Pâques en Syrie: le témoignage alarmant du vicaire latin d'Alep

Le vicaire apostolique d'Alep, père Hanna Jallouf, témoigne d'un pays où la pauvreté est omniprésente et où toute une génération n'a connu que la guerre. Le Pape a évoqué les souffrances de la Syrie depuis treize ans de guerre dans son message de Pâques délivré avant la bénédiction Urbi et Orbi, dimanche 31 mars.

Valerio Palombaro – L’Osservatore Romano

En Syrie, toute une génération de jeunes n'a connu que la guerre. Treize ans après le début du funeste conflit -qui a éclaté en mars 2011 dans le sillage de la répression des manifestations contre le président Bachar Al-Assad, et leur terrible héritage de plus de 500 000 morts-, les enfants syriens nés à cette époque entrent aujourd'hui dans l'adolescence dans un contexte de précarité, d'enfance bafouée et d'extrême pauvreté. «Pour la population syrienne, la situation est aujourd'hui pire qu'au début de la guerre», confie le père Hanna Jallouf, vicaire apostolique d'Alep. «Il est vrai qu'il y a un cessez-le-feu dans une partie du pays, mais le coût de la vie est terrible et la pauvreté est partout», remarque-t-il.

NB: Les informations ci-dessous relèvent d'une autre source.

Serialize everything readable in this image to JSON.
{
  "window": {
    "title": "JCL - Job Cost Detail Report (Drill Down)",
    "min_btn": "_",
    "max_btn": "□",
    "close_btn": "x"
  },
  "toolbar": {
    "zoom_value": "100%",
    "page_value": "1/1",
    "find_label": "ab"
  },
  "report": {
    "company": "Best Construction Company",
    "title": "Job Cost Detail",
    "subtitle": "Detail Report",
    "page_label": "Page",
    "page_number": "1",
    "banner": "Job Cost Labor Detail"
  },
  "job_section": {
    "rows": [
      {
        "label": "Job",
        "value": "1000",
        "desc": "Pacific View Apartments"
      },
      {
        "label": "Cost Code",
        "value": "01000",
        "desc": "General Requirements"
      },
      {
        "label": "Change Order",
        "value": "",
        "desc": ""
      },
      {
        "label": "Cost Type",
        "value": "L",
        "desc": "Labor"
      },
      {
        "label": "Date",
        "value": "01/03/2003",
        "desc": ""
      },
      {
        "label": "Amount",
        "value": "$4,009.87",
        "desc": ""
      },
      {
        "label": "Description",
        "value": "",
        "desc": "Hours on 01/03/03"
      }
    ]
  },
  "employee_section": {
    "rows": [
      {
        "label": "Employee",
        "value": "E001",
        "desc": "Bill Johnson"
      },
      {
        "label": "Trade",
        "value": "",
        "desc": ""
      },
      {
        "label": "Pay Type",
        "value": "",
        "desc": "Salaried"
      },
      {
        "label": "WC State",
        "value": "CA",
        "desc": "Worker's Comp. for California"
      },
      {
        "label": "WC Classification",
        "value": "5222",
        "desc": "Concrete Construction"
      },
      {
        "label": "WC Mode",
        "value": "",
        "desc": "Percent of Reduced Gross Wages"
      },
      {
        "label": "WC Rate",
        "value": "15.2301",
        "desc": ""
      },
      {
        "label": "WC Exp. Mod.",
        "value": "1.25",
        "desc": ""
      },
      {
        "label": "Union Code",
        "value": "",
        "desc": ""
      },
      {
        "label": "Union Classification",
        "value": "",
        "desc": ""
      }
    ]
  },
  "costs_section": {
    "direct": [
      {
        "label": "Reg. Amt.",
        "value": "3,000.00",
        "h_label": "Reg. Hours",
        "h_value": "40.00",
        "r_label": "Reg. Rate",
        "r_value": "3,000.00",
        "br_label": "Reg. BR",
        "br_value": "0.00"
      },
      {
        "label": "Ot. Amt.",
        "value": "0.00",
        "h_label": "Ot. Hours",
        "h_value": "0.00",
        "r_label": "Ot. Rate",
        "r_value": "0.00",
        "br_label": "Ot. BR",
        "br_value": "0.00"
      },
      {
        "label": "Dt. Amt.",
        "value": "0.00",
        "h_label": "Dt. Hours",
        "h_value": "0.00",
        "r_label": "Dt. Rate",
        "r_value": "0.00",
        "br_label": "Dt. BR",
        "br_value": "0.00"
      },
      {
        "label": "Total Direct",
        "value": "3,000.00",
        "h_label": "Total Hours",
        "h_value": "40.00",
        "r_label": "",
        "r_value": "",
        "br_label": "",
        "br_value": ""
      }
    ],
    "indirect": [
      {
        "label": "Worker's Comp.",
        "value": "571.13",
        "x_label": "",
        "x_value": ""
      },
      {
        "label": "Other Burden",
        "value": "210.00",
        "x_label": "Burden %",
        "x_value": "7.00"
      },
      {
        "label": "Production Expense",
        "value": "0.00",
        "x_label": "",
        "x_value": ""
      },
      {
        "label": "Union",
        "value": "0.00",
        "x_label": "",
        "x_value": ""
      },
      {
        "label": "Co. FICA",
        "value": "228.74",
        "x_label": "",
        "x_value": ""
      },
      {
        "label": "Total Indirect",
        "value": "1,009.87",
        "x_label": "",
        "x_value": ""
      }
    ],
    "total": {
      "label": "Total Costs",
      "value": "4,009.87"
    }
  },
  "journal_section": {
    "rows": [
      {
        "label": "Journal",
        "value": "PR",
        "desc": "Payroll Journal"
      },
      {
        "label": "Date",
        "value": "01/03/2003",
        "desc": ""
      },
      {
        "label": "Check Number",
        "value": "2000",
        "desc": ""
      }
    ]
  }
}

Une immense pauvreté, «la première fois qu'on en arrive là»

Le Bureau des Nations unies pour les affaires humanitaires (Unocha) estime que près des trois quarts de la population, soit 16,7 millions de personnes, ont besoin d'aide. «Le coût élevé de la vie et l'inflation, poursuit le franciscain syrien, sont communs à toute la Syrie et sont vraiment effrayants. Aujourd'hui, un employé ne parvient pas à gagner 30 dollars par mois, alors qu'il lui en faudrait au moins 300 pour vivre. Un kilo de viande coûte 250 lires syriennes, soit près de 15 dollars, et le salaire moyen d'une famille avec enfants ne suffit pas pour un plat de pâtes et de viande. Les gens vivent vraiment dans des conditions incroyables, il y a une immense pauvreté et c'est la première fois en Syrie qu'on en arrive là».

       

Selon le père Jallouf, les Syriens vivent «comme dans l'obscurité avant l'aube». Toujours à la recherche d'une véritable paix, la Syrie n'a en effet jamais vu l'aube après les années les plus sombres du conflit. Un cessez-le-feu est en place depuis mars 2020, et une grande partie du pays est de nouveau sous le contrôle du régime Assad. Mais plus d'une décennie de guerre civile entre le gouvernement et les groupes islamistes a radicalement changé la Syrie. Aujourd'hui, on peut identifier au moins trois zones d'influence dans le pays: la plus grande s'étend de la Méditerranée vers la capitale Damas et le sud-est, sous le contrôle du gouvernement; ensuite, la région de Rojava, au nord-est, où se trouvent des zones d'autonomie kurde sous la protection des États-Unis; enfin, le nord-ouest, entre Idleb et la périphérie d'Alep, où se concentrent la plupart des déplacés internes, une zone sous influence turque où les dernières poches d'opposition restent actives et où les groupes islamistes comme Hayat Tahrir al-Sham (anciennement Al Nusra) sont encore présents.      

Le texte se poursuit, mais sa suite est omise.